Lubin BAUGIN (vers 1612 - 1663)
Dans le film d'Alain Corneau " Tous les matins du monde " sorti en 1991, le
compositeur Sainte-Colombe (Jean-Pierre Marielle) rend visite à son seul ami,
le peintre Lubin Baugin (Michel Bouquet).
Cet artiste, oublié par
l'histoire, réapparaît en 1950 avec les études des spécialistes et une exposition
à Orléans.
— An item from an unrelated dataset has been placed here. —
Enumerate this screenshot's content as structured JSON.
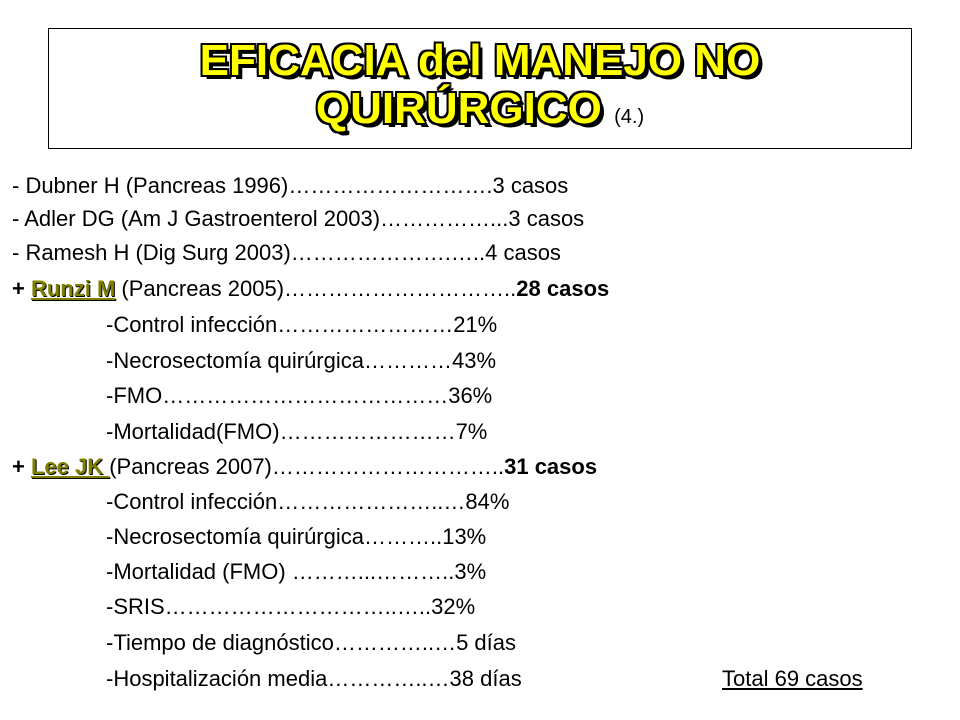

Dans la revue " l'0eil " en 1963, Monsieur Jacques Thuiller, Professeur
au Collège de France réhabilite le peintre en écrivant qu'il " reste l'artiste
le plus charmant du grand siècle. " En 1962, cet éminent spécialiste découvre
dans l'église d'Andrésy un superbe tableau et l'identifie comme une oeuvre
majeure de Lubin Baugin : " l'Adoration des bergers " (ou des bergères).
Cette peinture (158 x 168), retouchée par une paroissienne (!) " se trouvait
reléguée
dans la tribune d'orgues et y servait de tableau noir aux jeunes chanteurs
de la chorale. Elle commençait à se détacher de son châssis et se voyait
promise
à une disparition rapide ou à une restauration non moins fatale... " Est-ce
sa nomination en 1629 de " maître peintre " à Saint-Germain-des-Prés qu'est
due la commande de ce tableau par le chapitre de Notre-Dame de Paris dont
dépendait
notre église ? On compare souvent Lubin Baugin au peintre italien Guido Reni.
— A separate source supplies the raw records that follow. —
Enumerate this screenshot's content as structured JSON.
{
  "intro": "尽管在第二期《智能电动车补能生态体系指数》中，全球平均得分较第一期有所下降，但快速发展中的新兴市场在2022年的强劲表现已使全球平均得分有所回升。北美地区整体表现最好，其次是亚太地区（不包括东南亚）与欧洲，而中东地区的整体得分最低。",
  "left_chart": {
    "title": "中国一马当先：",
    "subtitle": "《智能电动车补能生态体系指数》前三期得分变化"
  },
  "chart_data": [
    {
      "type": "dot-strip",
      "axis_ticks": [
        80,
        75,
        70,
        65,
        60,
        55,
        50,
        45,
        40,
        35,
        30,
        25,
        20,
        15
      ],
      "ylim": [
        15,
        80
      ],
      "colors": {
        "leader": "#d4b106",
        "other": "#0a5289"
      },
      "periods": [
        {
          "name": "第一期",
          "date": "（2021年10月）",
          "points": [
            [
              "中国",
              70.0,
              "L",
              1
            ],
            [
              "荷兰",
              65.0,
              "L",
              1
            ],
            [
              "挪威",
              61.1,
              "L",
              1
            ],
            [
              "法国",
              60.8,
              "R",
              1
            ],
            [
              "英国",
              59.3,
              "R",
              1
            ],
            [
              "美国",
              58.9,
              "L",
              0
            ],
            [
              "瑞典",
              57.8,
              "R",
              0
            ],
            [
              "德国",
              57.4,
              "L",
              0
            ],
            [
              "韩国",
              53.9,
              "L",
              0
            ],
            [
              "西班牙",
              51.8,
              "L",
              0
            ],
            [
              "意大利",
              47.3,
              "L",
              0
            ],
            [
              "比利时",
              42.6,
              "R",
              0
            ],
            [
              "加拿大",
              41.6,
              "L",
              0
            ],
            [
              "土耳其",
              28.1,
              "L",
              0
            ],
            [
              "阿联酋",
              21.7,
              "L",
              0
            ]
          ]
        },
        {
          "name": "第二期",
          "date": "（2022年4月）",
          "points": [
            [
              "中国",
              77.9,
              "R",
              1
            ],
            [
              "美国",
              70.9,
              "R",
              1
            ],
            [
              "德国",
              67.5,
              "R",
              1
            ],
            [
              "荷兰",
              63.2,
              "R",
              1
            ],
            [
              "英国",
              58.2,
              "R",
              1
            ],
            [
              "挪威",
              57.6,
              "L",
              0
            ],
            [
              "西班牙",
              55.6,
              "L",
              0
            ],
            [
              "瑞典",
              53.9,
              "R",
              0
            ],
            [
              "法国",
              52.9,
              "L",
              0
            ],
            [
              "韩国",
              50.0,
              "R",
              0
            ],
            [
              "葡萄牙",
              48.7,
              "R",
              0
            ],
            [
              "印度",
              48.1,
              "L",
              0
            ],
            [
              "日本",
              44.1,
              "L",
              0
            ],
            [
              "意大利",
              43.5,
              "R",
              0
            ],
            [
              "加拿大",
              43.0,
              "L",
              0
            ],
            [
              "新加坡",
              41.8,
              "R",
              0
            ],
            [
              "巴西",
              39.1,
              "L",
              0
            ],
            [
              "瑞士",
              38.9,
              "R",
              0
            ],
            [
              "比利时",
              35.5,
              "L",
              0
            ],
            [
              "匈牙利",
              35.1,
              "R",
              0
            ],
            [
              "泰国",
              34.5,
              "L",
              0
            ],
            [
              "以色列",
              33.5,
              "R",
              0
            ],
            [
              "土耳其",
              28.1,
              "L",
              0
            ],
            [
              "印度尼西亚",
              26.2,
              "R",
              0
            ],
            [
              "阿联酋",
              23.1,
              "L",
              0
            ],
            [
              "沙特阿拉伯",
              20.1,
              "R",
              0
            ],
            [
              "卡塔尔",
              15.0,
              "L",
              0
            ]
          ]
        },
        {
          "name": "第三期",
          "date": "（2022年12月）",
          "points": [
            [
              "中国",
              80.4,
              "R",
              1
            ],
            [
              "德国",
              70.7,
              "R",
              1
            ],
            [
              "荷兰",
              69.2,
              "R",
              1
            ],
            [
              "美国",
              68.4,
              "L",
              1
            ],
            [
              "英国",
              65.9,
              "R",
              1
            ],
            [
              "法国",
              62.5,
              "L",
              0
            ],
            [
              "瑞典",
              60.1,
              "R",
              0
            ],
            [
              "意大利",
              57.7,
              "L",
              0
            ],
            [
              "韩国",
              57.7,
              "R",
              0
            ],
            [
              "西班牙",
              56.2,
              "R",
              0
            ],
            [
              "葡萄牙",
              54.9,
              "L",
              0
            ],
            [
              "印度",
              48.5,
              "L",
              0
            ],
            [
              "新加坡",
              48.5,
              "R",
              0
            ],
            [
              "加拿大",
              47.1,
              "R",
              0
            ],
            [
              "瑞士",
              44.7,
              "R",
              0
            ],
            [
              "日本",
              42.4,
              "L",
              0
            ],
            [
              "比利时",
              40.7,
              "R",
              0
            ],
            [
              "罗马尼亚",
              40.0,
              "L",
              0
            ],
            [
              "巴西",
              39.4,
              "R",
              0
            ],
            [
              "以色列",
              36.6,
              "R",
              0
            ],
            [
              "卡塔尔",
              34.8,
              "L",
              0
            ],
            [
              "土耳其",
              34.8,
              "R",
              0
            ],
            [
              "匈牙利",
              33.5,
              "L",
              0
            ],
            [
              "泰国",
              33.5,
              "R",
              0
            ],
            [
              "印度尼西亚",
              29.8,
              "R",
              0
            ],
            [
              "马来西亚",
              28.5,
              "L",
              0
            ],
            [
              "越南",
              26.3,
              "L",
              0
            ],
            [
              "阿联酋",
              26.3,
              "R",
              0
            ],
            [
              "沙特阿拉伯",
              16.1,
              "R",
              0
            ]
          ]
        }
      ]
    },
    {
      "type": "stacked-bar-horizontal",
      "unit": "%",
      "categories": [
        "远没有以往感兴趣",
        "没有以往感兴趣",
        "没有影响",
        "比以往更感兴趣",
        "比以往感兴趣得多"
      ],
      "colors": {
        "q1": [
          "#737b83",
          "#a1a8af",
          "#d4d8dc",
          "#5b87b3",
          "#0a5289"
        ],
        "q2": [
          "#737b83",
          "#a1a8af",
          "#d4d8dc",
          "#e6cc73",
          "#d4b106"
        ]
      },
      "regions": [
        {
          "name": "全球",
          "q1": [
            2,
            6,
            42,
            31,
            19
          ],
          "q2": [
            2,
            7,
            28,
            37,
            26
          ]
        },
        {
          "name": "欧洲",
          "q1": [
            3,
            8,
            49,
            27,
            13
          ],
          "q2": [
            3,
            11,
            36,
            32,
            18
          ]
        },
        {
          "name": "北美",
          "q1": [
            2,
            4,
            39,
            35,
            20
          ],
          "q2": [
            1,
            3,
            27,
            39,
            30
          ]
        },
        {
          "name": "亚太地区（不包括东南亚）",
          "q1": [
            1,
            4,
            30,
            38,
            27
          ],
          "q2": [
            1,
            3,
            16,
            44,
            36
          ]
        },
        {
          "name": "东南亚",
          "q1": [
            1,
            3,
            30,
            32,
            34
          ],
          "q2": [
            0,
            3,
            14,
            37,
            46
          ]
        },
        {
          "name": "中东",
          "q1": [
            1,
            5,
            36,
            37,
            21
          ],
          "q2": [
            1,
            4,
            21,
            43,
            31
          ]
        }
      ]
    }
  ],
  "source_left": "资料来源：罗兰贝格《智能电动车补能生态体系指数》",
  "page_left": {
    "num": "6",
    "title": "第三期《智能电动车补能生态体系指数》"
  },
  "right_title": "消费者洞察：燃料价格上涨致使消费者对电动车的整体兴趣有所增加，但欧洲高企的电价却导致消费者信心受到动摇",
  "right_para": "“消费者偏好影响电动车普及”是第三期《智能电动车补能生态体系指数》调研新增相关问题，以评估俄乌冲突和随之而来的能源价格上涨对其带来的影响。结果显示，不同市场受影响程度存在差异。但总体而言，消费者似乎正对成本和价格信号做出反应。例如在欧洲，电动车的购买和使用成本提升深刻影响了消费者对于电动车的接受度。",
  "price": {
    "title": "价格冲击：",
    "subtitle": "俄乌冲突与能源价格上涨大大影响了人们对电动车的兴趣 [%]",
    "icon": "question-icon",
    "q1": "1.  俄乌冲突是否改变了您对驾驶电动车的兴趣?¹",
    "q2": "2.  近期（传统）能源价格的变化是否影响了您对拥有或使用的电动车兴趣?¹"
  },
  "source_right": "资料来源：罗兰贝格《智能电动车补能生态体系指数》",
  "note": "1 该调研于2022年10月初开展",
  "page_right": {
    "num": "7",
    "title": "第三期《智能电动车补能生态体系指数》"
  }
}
L'église possède justement une copie de Reni réalisée par Ludovic Lepic: " Saint-Michel
terrassant le démon " .
La toile n'est pas signée, mais elle a formellement été attribuée à Lubin
Baugin par arrêté préfectoral le 10 septembre 1963. On notera qu'ici le peintre
renonce aux anges si fréquents dans pareille scène et se contente de l'Adoration
des bergers et ... de deux bergères sur le devant du tableau. La tête du boeuf
qui apparaît discrètement sur le côté, le panier d'oeufs apportent une note
familière sans rien enlever au raffinement de l'ensemble. Enfin Baugin installe
ses dix personnages dans un espace solidement structuré par deux massifs de
pierre et une puissante colonne. Après une restauration très minutieuse, " l'Adoration
des Mages " a été exposée en 1989 au musée Bossuet de Meaux, et a retrouvé sa
place dans notre église au fond de la chapelle du monument aux morts.